During the 2020 pandemic lockdowns, Yarats co-authored a research paper on reinforcement learning from human feedback. Just two days later, Aravind Srinivas, then a Ph.D. student at Berkeley, published a paper with an almost identical idea.

“It’s funny — that’s how we started talking and collaborating,” Yarats recalled, reflecting on how academia responded to the rise of AI. “For the average person, the inflection point was the ChatGPT moment. For researchers, it was a steady acceleration visible years earlier.”

That coincidence planted the seed of a partnership. The two exchanged ideas throughout the pandemic, staying in touch even as Srinivas joined OpenAI a year later.
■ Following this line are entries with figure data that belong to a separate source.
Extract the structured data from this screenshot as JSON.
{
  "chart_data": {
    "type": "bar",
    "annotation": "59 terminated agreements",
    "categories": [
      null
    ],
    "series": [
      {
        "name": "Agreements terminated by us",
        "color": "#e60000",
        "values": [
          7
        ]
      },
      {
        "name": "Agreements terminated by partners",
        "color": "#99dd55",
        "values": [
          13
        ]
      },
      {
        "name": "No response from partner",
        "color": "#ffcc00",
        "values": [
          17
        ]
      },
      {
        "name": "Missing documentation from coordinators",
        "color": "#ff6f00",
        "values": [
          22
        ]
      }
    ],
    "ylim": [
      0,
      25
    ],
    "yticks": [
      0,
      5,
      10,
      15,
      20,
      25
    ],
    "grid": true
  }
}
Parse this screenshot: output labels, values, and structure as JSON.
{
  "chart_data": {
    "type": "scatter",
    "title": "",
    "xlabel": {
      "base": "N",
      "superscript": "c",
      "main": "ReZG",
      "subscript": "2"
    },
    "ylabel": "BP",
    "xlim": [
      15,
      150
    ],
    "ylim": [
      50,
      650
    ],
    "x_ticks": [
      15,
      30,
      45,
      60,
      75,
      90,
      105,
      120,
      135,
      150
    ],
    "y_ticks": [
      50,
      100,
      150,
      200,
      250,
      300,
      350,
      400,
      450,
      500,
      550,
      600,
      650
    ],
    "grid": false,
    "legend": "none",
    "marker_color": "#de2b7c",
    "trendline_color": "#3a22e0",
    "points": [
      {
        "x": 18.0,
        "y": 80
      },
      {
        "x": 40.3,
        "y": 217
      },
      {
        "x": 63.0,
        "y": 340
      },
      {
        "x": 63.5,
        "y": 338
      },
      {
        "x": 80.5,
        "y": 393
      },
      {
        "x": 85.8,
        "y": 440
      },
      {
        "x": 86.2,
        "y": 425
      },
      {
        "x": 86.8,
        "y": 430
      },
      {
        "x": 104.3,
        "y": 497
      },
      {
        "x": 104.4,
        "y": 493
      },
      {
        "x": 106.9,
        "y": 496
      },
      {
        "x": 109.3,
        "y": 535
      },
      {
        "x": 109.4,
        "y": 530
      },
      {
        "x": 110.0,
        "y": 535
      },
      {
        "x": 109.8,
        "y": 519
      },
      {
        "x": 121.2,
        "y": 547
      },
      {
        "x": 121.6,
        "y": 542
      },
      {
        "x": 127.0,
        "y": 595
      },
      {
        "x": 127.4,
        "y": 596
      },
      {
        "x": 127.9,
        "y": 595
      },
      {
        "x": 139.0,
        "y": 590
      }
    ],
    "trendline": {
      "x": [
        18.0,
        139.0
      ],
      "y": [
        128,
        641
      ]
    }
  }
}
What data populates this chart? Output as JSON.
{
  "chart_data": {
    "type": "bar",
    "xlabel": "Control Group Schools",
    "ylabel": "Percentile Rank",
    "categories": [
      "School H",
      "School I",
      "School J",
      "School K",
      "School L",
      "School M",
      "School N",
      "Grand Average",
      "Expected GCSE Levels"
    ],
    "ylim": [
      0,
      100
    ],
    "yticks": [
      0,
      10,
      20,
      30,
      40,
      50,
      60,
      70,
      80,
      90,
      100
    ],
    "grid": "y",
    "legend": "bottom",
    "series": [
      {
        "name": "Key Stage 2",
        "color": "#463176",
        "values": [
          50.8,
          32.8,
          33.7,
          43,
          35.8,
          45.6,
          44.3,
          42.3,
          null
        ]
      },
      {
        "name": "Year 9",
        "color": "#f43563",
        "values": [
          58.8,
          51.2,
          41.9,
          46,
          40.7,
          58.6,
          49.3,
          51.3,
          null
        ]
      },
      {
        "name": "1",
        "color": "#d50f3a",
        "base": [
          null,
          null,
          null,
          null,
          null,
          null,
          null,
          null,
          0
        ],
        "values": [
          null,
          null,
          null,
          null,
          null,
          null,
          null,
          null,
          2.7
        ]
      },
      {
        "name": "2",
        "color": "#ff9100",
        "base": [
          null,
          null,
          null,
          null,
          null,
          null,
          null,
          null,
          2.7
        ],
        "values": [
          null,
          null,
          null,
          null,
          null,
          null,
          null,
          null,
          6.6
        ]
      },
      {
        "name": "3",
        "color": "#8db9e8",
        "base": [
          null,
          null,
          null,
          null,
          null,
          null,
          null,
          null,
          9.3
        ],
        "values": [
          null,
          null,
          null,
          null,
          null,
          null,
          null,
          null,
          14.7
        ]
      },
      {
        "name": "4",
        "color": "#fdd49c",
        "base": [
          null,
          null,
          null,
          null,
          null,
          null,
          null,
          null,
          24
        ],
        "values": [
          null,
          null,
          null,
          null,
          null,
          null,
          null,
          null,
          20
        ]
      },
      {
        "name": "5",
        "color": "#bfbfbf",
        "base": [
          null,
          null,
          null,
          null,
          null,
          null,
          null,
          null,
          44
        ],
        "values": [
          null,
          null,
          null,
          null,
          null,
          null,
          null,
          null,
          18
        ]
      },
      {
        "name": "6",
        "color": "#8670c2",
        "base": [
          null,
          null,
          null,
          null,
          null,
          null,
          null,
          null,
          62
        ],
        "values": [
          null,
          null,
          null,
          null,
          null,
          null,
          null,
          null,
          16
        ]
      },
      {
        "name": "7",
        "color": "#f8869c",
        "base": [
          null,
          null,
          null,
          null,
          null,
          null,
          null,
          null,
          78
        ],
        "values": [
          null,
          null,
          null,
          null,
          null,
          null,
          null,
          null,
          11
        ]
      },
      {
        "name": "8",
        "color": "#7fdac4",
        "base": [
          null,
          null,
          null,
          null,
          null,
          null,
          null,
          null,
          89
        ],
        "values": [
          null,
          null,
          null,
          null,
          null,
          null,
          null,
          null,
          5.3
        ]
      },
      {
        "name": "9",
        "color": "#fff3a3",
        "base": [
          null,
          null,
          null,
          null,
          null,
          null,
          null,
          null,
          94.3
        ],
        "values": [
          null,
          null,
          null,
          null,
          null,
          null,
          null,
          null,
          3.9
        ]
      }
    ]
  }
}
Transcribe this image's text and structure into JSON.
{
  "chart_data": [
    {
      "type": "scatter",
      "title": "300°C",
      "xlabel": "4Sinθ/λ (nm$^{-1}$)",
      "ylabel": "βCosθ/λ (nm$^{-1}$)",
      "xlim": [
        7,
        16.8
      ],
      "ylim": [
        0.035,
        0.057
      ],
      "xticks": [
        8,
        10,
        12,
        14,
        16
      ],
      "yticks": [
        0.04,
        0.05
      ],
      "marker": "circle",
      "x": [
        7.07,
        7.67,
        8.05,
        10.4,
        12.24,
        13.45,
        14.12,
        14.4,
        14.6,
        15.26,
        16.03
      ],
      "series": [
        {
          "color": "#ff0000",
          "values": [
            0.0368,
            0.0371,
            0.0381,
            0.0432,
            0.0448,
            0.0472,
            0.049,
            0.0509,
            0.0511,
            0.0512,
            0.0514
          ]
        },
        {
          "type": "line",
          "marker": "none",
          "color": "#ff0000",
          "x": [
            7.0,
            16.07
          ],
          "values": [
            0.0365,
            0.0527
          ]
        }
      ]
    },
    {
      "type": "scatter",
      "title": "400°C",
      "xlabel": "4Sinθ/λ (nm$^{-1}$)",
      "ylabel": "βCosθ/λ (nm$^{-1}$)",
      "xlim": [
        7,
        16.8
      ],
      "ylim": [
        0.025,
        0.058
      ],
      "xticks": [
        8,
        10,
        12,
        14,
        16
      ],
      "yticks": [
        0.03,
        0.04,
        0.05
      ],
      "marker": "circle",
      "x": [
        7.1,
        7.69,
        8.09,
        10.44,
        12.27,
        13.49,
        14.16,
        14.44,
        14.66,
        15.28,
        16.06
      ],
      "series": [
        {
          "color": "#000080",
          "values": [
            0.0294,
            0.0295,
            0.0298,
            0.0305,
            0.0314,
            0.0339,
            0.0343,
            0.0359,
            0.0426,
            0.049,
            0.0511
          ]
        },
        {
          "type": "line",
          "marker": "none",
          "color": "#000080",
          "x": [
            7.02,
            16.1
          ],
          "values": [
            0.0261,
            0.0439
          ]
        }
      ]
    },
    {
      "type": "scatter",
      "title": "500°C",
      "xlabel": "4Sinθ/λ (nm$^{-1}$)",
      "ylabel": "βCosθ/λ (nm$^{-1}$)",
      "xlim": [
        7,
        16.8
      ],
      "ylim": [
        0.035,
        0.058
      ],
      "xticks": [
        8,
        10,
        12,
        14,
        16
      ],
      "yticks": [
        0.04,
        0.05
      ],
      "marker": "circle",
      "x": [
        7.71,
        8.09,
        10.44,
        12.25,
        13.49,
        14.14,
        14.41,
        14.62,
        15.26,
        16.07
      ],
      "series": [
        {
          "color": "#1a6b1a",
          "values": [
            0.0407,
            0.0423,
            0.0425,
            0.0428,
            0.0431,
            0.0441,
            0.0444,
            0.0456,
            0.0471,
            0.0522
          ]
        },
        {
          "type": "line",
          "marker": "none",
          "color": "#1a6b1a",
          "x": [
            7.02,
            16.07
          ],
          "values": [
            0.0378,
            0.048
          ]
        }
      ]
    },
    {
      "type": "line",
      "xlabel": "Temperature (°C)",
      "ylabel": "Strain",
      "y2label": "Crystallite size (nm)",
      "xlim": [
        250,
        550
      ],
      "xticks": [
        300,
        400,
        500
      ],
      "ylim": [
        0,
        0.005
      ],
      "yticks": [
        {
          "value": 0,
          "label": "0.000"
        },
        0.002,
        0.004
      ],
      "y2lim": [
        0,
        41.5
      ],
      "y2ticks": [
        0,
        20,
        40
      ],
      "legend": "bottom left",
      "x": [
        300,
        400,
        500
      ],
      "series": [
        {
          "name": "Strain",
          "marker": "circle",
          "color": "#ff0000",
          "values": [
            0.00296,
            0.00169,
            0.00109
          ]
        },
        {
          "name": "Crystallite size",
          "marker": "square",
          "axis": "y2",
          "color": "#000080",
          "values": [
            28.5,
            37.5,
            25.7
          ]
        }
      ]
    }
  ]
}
When large language models began to show new potential, they decided to seize the opportunity.

By the summer of 2022, they formally launched Perplexity — just a week after ChatGPT.


Building an Answer Engine

In a crowded market of AI startups, Yarats remains grounded in his commitment to research and rigor.

“In academia, you always cite your sources,” Yarats said. “We brought that same principle to Perplexity: facts should be traceable, just like citations and an H-index.”

While early language models often “hallucinated” false information, Perplexity ensures every answer comes with verifiable references.

Even the company’s name reflects its academic roots. “Perplexity is what we worked on every day as Ph.D. students,” Yarats explained. “It’s the synonym of entropy — the uncertainty — you’re always trying to reduce.”


Blending Academia and Startup Culture

With roots in research, Yarats emphasizes that while Perplexity has developed the structure of a traditional tech startup, it still operates like a lab — combining the best of both worlds.

His teams remain intentionally small, never more than five people per project, to focus on solving real problems rather than managing coordination. The setup mirrors the philosophy of doctoral research, where progress depends on rapid experimentation balanced by the patience and determination for a result.

Despite leaving his degree unfinished, Yarats feels little has changed. “I’m still doing research,” he said. “Now I just have the resources to pursue bigger, harder problems.”


Looking Ahead

Earlier this month, Perplexity announced the global launch of Comet, its new AI-powered web browser. Designed as a personal assistant, it can search the web, organize tabs, draft emails, and shop online — all through a conversational interface. By making the browser free to users worldwide, the company unlocks a new distribution channel and opens itself to a broader customer base.

“It feels great when you have an idea, you test it, and then the rest of the world agrees with you,” Yarats said.